One of the things that you do not want to do as host of a barbecue party is to run out of food. It is much better to wind up with leftovers. That said, you do not want to waste food either. When planning how much barbecue per person, you should take a few factors into account.
It is possible to serve as many as 30 guests using a single grill without too much trouble. Gender is one of the important factors to consider and age is another. Generally speaking, young men will eat more than everyone else; however, this does vary from group to group. Note also that children typically eat the least of all the age groups so you will want to factor the number of younger guests in as well.
You should certainly determine whether there are any people who do not eat meat among your guests. You will have to find meat alternatives for them.
How much food overall
Will the meat be the star of the show? How many sides do you plan to serve along with it? If your barbecue is going to center around meat, you will need more per person. If you plan on having multiple sides, you can opt for less meat. For example:
Expect a rack of ribs to serve two adults, if ribs will be the only meat or if there are only two or three sides. If you are serving multiple types of meat or more than three sides, expect it to serve three or more.
Plan for two chicken pieces per person if chicken is the only item or if you are only serving two or three sides; one per person with other meats and more than three sides.
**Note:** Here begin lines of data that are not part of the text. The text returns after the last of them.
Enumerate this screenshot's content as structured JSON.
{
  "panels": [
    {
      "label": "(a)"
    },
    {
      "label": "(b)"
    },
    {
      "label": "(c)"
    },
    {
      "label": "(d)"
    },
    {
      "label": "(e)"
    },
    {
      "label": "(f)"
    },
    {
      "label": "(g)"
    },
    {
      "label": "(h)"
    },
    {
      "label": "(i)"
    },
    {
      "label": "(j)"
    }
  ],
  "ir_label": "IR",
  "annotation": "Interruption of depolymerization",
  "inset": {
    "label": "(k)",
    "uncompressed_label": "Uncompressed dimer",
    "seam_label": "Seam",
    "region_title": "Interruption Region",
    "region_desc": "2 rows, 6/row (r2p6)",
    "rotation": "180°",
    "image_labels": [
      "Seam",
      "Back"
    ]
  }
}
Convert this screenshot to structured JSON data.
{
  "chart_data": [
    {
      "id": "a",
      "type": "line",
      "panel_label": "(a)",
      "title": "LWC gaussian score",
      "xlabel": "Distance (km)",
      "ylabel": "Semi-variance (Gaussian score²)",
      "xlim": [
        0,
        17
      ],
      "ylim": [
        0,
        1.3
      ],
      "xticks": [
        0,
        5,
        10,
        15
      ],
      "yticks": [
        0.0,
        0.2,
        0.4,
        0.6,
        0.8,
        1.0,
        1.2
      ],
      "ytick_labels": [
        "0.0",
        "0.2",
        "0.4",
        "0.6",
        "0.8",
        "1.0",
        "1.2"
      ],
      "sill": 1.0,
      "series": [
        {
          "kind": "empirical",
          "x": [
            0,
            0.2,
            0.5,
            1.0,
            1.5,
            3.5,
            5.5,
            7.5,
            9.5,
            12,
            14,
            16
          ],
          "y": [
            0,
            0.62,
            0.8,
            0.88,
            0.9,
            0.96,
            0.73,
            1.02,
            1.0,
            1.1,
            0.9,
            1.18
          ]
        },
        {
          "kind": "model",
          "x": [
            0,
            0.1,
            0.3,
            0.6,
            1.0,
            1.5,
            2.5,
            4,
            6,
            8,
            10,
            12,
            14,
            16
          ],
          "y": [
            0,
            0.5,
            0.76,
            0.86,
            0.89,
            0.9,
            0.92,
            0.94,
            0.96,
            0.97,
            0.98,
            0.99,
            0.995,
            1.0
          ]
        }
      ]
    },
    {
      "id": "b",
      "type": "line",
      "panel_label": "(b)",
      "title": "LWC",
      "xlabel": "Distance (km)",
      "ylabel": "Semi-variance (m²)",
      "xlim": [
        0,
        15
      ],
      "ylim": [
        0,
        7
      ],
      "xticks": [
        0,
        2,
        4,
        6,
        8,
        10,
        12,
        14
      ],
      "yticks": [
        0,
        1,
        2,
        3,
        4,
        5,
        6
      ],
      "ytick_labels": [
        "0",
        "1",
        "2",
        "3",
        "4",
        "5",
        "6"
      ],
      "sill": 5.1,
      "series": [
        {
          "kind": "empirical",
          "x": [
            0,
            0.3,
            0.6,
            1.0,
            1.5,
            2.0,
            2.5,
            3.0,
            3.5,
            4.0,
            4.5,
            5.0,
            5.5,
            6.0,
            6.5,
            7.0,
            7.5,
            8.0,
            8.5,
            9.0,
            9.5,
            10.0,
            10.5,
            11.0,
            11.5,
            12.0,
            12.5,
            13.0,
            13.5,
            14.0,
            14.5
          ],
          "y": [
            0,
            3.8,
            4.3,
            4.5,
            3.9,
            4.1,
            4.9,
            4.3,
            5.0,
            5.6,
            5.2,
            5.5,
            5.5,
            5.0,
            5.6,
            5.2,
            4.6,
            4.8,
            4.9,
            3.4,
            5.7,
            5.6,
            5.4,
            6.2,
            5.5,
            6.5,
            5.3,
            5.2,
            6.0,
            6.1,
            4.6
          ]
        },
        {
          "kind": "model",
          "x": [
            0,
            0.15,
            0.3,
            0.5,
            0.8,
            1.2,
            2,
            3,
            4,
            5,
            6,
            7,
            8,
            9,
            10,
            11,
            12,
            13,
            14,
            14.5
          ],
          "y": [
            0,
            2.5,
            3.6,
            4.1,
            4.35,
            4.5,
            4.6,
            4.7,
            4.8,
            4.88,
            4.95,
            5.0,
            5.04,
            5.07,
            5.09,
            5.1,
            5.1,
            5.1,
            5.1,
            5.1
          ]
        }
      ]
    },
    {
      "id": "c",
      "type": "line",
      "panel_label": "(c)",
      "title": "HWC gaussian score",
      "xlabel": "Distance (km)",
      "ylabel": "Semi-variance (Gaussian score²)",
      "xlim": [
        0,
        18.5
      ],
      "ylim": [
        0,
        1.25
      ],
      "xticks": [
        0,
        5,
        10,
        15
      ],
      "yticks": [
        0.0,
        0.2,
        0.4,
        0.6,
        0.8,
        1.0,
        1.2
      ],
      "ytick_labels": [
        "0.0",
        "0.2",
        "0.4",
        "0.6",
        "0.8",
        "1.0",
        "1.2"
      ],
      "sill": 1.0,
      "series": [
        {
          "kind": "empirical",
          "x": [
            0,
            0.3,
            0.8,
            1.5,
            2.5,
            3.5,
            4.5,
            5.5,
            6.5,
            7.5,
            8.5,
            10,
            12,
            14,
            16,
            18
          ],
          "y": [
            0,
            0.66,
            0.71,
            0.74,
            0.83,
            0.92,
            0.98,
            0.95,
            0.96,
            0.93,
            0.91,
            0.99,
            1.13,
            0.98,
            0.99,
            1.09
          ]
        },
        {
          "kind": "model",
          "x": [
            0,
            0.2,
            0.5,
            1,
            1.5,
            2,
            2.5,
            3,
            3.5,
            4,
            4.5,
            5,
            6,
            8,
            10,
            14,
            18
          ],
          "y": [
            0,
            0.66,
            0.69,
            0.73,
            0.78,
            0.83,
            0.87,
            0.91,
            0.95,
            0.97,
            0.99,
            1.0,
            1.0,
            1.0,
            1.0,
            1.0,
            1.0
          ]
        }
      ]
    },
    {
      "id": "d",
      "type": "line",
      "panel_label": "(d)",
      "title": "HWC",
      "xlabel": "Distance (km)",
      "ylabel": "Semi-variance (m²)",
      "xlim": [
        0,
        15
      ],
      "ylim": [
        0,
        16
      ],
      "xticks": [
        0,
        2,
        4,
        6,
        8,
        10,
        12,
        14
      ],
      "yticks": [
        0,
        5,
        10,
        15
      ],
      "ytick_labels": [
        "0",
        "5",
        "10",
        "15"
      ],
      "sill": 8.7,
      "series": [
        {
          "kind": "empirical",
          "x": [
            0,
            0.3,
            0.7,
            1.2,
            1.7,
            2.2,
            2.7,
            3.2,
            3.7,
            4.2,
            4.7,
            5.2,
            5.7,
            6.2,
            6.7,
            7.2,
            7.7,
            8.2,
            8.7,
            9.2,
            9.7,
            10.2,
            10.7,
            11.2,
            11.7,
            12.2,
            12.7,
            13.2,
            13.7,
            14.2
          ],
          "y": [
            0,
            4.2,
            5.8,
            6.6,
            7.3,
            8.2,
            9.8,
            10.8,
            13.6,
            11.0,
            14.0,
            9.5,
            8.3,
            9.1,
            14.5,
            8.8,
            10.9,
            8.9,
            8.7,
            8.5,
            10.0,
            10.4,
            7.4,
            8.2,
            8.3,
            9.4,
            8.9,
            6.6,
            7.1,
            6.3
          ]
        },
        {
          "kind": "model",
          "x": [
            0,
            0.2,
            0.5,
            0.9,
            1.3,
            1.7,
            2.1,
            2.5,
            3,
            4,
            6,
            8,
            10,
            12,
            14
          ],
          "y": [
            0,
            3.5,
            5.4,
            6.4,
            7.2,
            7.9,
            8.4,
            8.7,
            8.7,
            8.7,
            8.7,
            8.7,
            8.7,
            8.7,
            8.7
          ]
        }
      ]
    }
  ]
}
Plan for two burgers per person with two or three sides or other meats. For pulled or sliced meat, a pound should serve three people; 4 people if there are multiple types of meat or more than three sides. Note that this refers to the weight of the cooked meat, not the weight of the raw meat.
Starting weight vs. raw
When grilling meat, you have to consider the fact that it will lose a considerable amount of weight after being trimmed and losing water as a part of the cooking process. In some cases, the weight printed on the package and the finished weight can differ dramatically. This means that you need to be conservative with your planning.
While ribs and chicken do not lose a large amount of their starting weight, other meats do. With brisket, expect to lose up to 45 to 50 percent of the raw weight. You will get about 10 pounds of cooked brisket for every 20 pounds of raw brisket that you smoke. Burgers made with 80/20 ground beef will usually lose about a third of their starting weight by the time they come off the grill. Pork loin will also lose approximately a third of its starting weight.
Bone-in or boneless cuts
If you plan to serve boneless cuts, you will need at least 4 ounces per person. Ideally, you should serve each guest about 6 ounces. For bone-in cuts like T-bone steaks, plan for 12 ounces per guest; the ideal serving size will be around 16 ounces.